Along a well built street I noticed a ruined facade. A faded notice said Hollandsche Schouwburg - Dutch Theatre- but there were no programmes. I tried a door, it opened and in the gaunt roofless theatre, an English notice among bunches of sodden flowers said this was the collecting place of men women and children awaiting deportation to the death camps. Their sufferings it said were indescribable. I sat down and wept.
Back at the youth hostel the students comforted me.

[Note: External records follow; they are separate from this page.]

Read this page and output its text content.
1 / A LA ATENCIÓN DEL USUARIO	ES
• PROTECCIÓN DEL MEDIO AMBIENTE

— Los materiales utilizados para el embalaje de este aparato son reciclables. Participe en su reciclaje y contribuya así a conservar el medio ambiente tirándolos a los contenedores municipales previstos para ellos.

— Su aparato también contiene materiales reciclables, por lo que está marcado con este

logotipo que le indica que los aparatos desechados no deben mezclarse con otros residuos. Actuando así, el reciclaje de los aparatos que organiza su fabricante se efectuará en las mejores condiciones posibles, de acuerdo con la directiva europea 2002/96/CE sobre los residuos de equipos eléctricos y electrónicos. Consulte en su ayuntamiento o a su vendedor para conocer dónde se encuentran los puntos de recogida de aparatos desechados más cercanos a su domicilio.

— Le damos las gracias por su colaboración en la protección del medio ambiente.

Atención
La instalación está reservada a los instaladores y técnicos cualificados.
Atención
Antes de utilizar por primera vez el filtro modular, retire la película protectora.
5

There was light ahead, they said. Schuman. Monnet and Adenauer were starting an iron and steel community, to make future Franco-German wars impossible. It was indeed the first step towards the present European Union.But now I’m frightened. I see the same signs that accompanied the end of the Weimar republic and the rise of the dictators. Currencies in trouble. Swastikas at football matches. Massacre at Srebrenica. The search for scapegoats, the rise of media demagoguery. Loving ourselves but not our neighbours as ourselves. The endemic problems of European tribalism, economic and spiritual. Heaven and hell are very close, and the devil is in the detail. To finish on a foody spiritual note - here’s a saying from Lao Tse a Chinese prime minister of long ago who became a contemplative hermit in his old age, unintentionally founding a new religion.
‘Govern a state as you would make an omelette’ he said-‘with care.’ I’ve never personally succeeded with omelettes so I can’t help there. Mine broke up into scrambled egg which with a dollop of Jam is truly gorgeous. Sometimes if you’re lucky or if you pray hard enough, failure can turn into success. May it be so with Europe!
Whatever the failings of post-war Europe and the EU (and there are quite a few), I want Britain, and England, to remain part of an organisation that exists, at its foundation, to favour cooperation and agreement over war and animosity. Everything else is frankly just noise.